I stayed in Marcone’s office for the remainder of the day, he continued with his work, disappeared periodically for meetings attending meetings, whenever he returned he acknowledged me with a nod, but otherwise ignored me, he never once hinted that I should leave.

I found his presence soothing, it helped me to think, to plan. All of a sudden I needed to think ahead by years rather than by hours or days, there would be no more winging it, no more flying by the seat of my pants, I needed to think like John and being in John’s presence, in his space focussed me.

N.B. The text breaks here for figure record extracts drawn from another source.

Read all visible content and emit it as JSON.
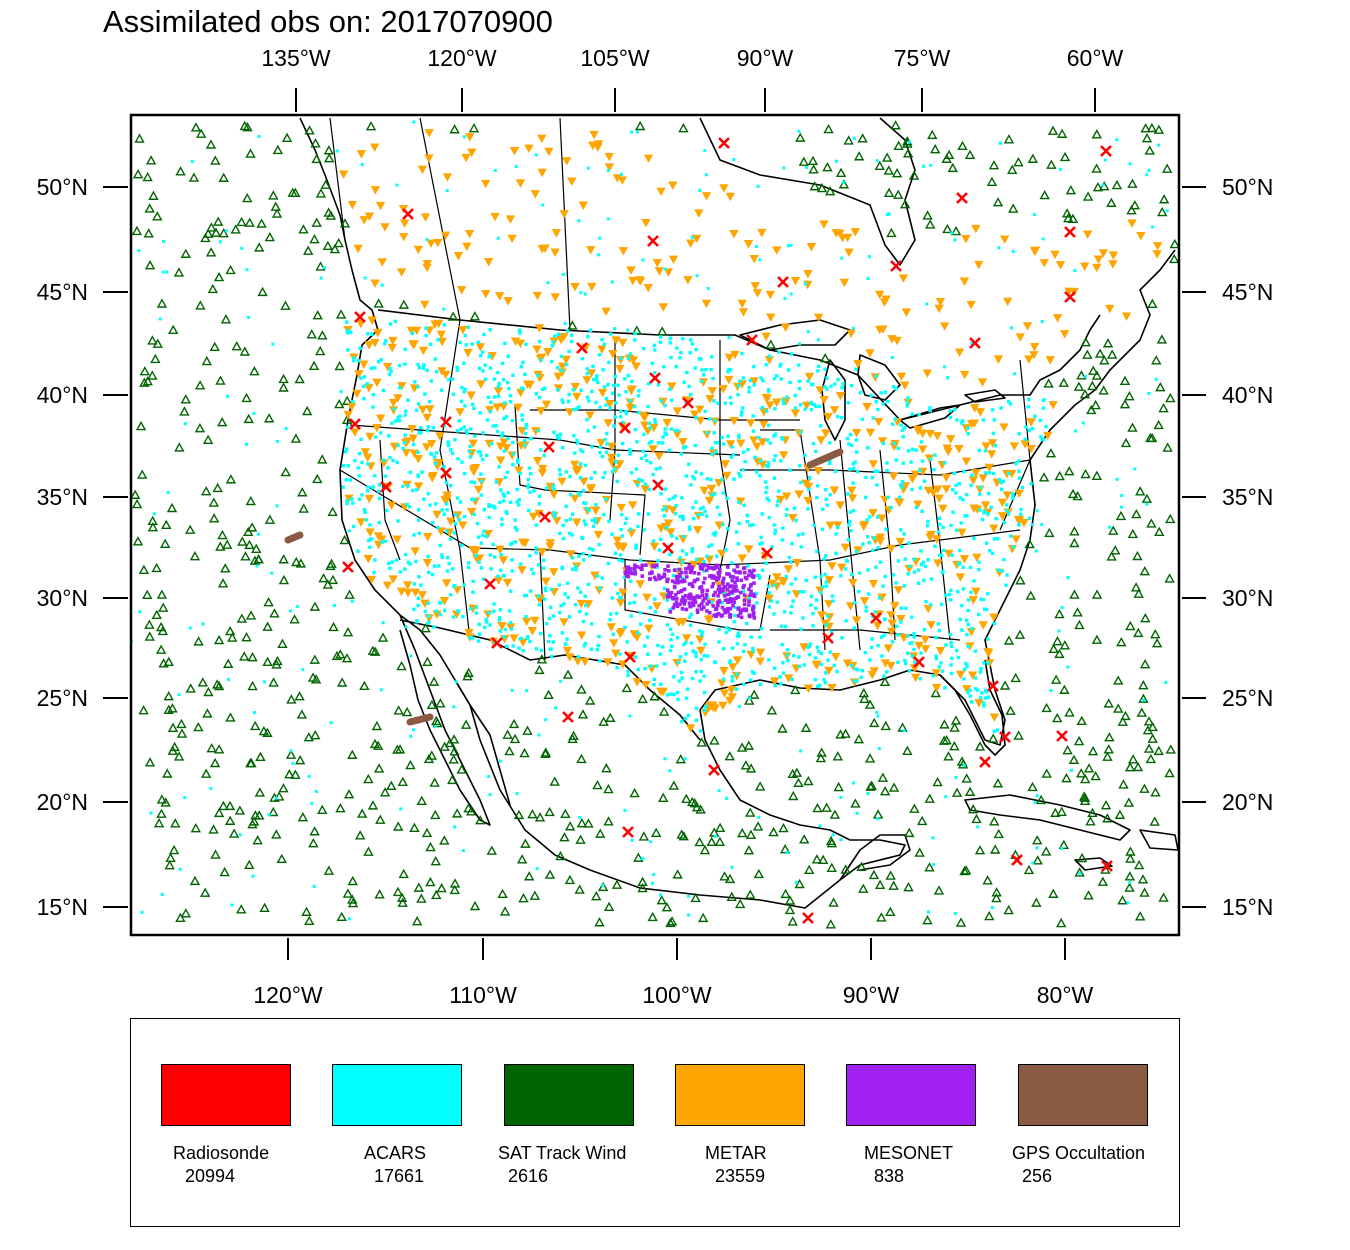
{
  "title": "Assimilated obs on: 2017070900",
  "map": {
    "top_lon_ticks": [
      "135°W",
      "120°W",
      "105°W",
      "90°W",
      "75°W",
      "60°W"
    ],
    "bottom_lon_ticks": [
      "120°W",
      "110°W",
      "100°W",
      "90°W",
      "80°W"
    ],
    "left_lat_ticks": [
      "50°N",
      "45°N",
      "40°N",
      "35°N",
      "30°N",
      "25°N",
      "20°N",
      "15°N"
    ],
    "right_lat_ticks": [
      "50°N",
      "45°N",
      "40°N",
      "35°N",
      "30°N",
      "25°N",
      "20°N",
      "15°N"
    ],
    "projection": "Lambert conformal (North America, CONUS)",
    "land_color": "#ffffff",
    "boundary_color": "#000000"
  },
  "legend": [
    {
      "name": "Radiosonde",
      "count": "20994",
      "color": "#ff0000",
      "marker": "x-icon"
    },
    {
      "name": "ACARS",
      "count": "17661",
      "color": "#00ffff",
      "marker": "square-dot-icon"
    },
    {
      "name": "SAT Track Wind",
      "count": "2616",
      "color": "#006400",
      "marker": "triangle-up-icon"
    },
    {
      "name": "METAR",
      "count": "23559",
      "color": "#ffa500",
      "marker": "triangle-down-icon"
    },
    {
      "name": "MESONET",
      "count": "838",
      "color": "#a020f0",
      "marker": "dot-icon"
    },
    {
      "name": "GPS Occultation",
      "count": "256",
      "color": "#8b5a42",
      "marker": "blob-icon"
    }
  ]
}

It was dark by the time had finally restored my mind to some semblance of order and got my emotions back under control, I waited for John to come back from his latest meeting and ambushed him as he walked through the door.

“I’ll be going now, I’ll probably be away from Chicago for a while, please keep my city safe while I’m gone.” I even managed to produce a slight smirk for old times’ sake.

“Of course Mr Dresden, I will keep my city safe.” The emphasis on the possessive pronoun was slight but there. My smirk widened.

“Call me Harry,” I insisted. He raised an eyebrow at me and I supressed a sarcastic comment at this second reminder of Vetinari. “Consider it an apology John, I was wrong.”

“Wrong about what, Harry?” He asked, putting that almost-not-there emphasis on my name.

I reached out and gripped the back of his neck, squeezing affectionately. “You,” I replied and briefly brought my forehead down to touch his, then I was out of the door and making for the stairs before he had chance to respond.